Understanding global economic forces in historical and contemporary context is essential.
Specific issues within this course area might include world trends in human development; income distribution worldwide and within countries; global financial, monetary and trading systems; financial volatility and debt crises; the economics of global environmental and climate issues; and policy making in and for developing countries.
Politics of Culture in a Global Context
Politics of Culture in a Global Context explores the impact of globalization on cultural diversity. The era of globalization has not eliminated established historical debates, for example on the place of the individual in society or the tension between religion and secularism. Rather, these debates take on new forms and manifestations in the global era. As local, global and transnational identities emerge and evolve, new expressions of solidarity, ethics and political action emerge as well. For the prevailing presuppositions of globalization’s effects on cultural diversity to evolve, we must explore new concepts and categories that have emerged as central in the study of culture and politics in recent years. Both enduring and newer issues must be understood with historical depth as well as an appreciation for contemporary debate.

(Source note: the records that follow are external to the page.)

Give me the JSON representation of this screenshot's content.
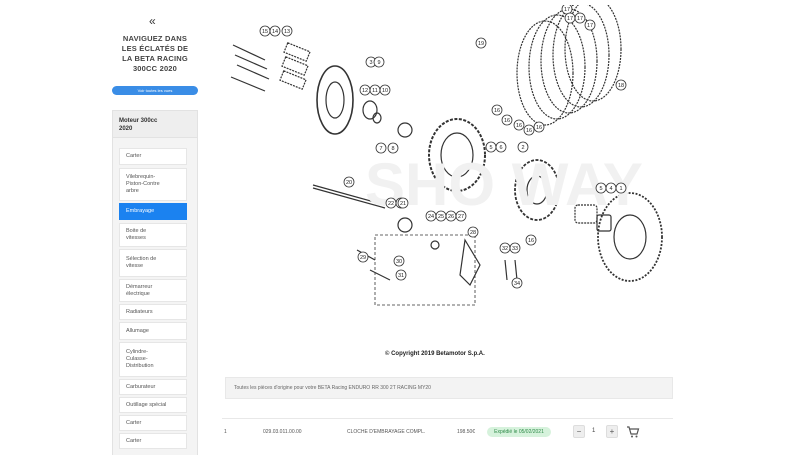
{
  "sidebar": {
    "collapse_glyph": "«",
    "title_line1": "NAVIGUEZ DANS",
    "title_line2": "LES ÉCLATÉS DE",
    "title_line3": "LA BETA RACING",
    "title_line4": "300CC 2020",
    "view_all_label": "Voir toutes les vues",
    "section_line1": "Moteur 300cc",
    "section_line2": "2020",
    "items": [
      {
        "line1": "Carter",
        "line2": "",
        "line3": ""
      },
      {
        "line1": "Vilebrequin-",
        "line2": "Piston-Contre",
        "line3": "arbre"
      },
      {
        "line1": "Embrayage",
        "line2": "",
        "line3": ""
      },
      {
        "line1": "Boite de",
        "line2": "vitesses",
        "line3": ""
      },
      {
        "line1": "Sélection de",
        "line2": "vitesse",
        "line3": ""
      },
      {
        "line1": "Démarreur",
        "line2": "électrique",
        "line3": ""
      },
      {
        "line1": "Radiateurs",
        "line2": "",
        "line3": ""
      },
      {
        "line1": "Allumage",
        "line2": "",
        "line3": ""
      },
      {
        "line1": "Cylindre-",
        "line2": "Culasse-",
        "line3": "Distribution"
      },
      {
        "line1": "Carburateur",
        "line2": "",
        "line3": ""
      },
      {
        "line1": "Outillage spécial",
        "line2": "",
        "line3": ""
      },
      {
        "line1": "Carter",
        "line2": "",
        "line3": ""
      },
      {
        "line1": "Carter",
        "line2": "",
        "line3": ""
      }
    ]
  },
  "diagram": {
    "copyright": "© Copyright 2019 Betamotor S.p.A.",
    "callouts": [
      "15",
      "14",
      "13",
      "3",
      "9",
      "12",
      "11",
      "10",
      "8",
      "7",
      "17",
      "17",
      "17",
      "17",
      "19",
      "18",
      "16",
      "16",
      "16",
      "16",
      "16",
      "20",
      "5",
      "6",
      "2",
      "23",
      "22",
      "21",
      "24",
      "25",
      "26",
      "27",
      "28",
      "29",
      "30",
      "31",
      "32",
      "33",
      "34",
      "5",
      "4",
      "1",
      "16"
    ]
  },
  "info_bar": {
    "text": "Toutes les pièces d'origine pour votre BETA Racing ENDURO RR 300 2T RACING MY20"
  },
  "part": {
    "index": "1",
    "reference": "029.03.011.00.00",
    "name": "CLOCHE D'EMBRAYAGE COMPL.",
    "price": "198.50€",
    "status": "Expédié le 05/02/2021",
    "minus": "−",
    "qty": "1",
    "plus": "+"
  },
  "colors": {
    "accent": "#1b82f0",
    "button": "#3a8de6",
    "status_bg": "#d6f2dc",
    "status_text": "#2e8a48"
  }
}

Cultural debates take on new forms and manifestations in the global era.
Specific issues within this course area might include religion and secularism; feminism; identity politics; opposition to violence and terror; cosmopolitanism and urbanism; nationalism; ethnicity and identity; and post-colonialism.
MA Seminars I and II
MA Seminars are composed of a two-semester sequence that concentrates in the Fall on different research methodologies and disciplinary approaches, as well as on the choice of research topic for the MA essay. The Spring semester is dedicated to developing the argument and completing the MA essay.

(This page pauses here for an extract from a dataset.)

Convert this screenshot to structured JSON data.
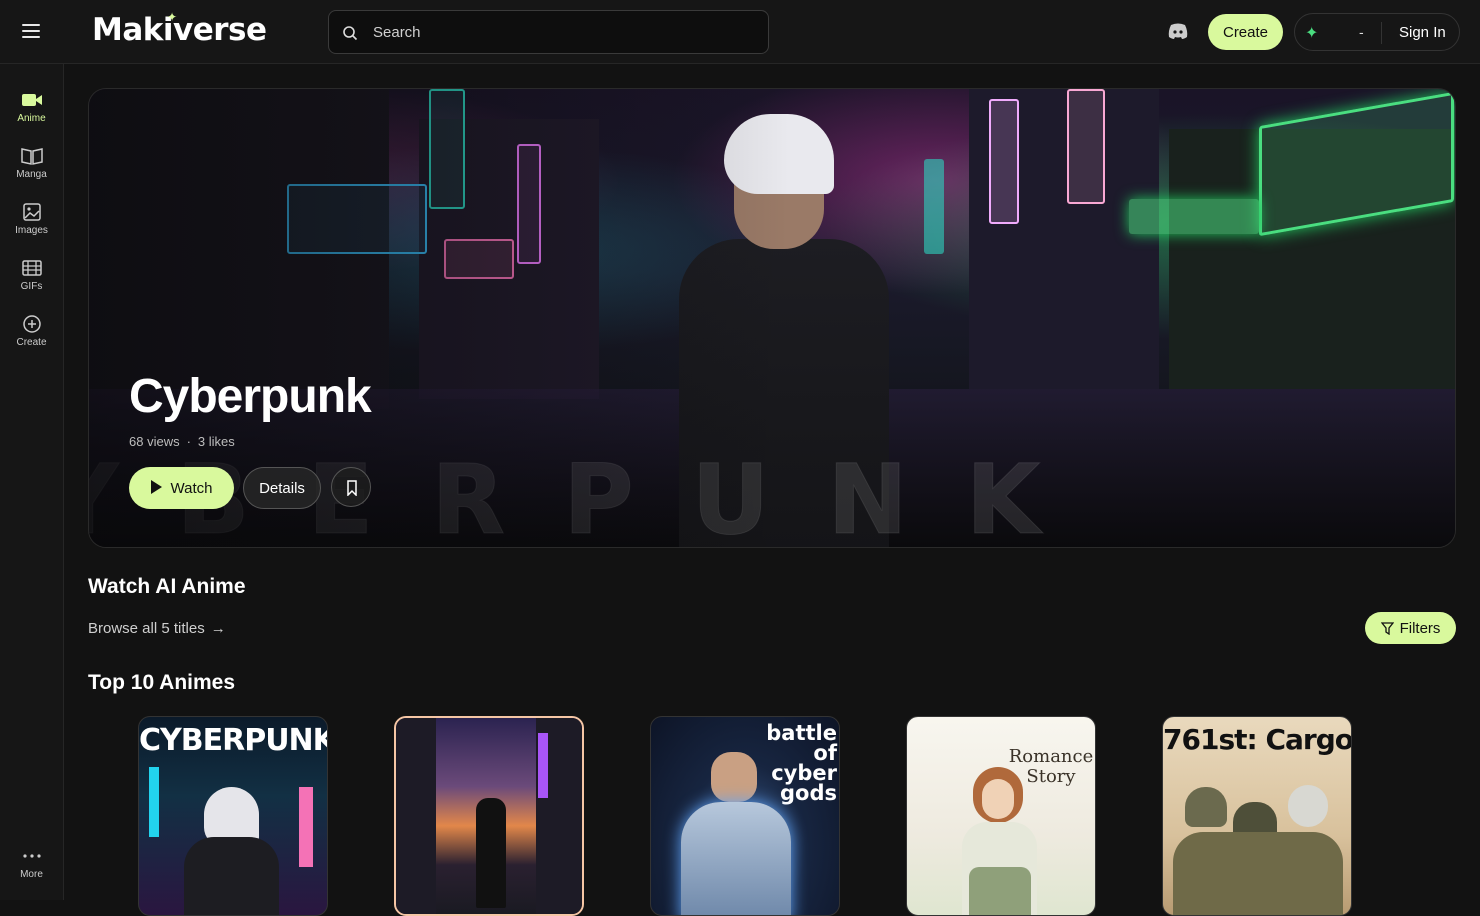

The seminar sequence introduces students to expansive perspectives on a wide range of global topics of political, economic, and cultural importance. Throughout the course, guest sessions led by the renowned faculty of the CGT familiarize students with diverse methods of academic inquiry and cutting edge research at the forefront of contemporary understandings of the global.
Such understandings inform the original research projects that students pursue throughout the academic year. Students’ research projects culminate in the completion of their thirty-five-page MA essays, which draw on interdisciplinary coursework and a variety of analytic strategies. Students present their MA essays to each other and to CGT faculty at the Spring Symposium.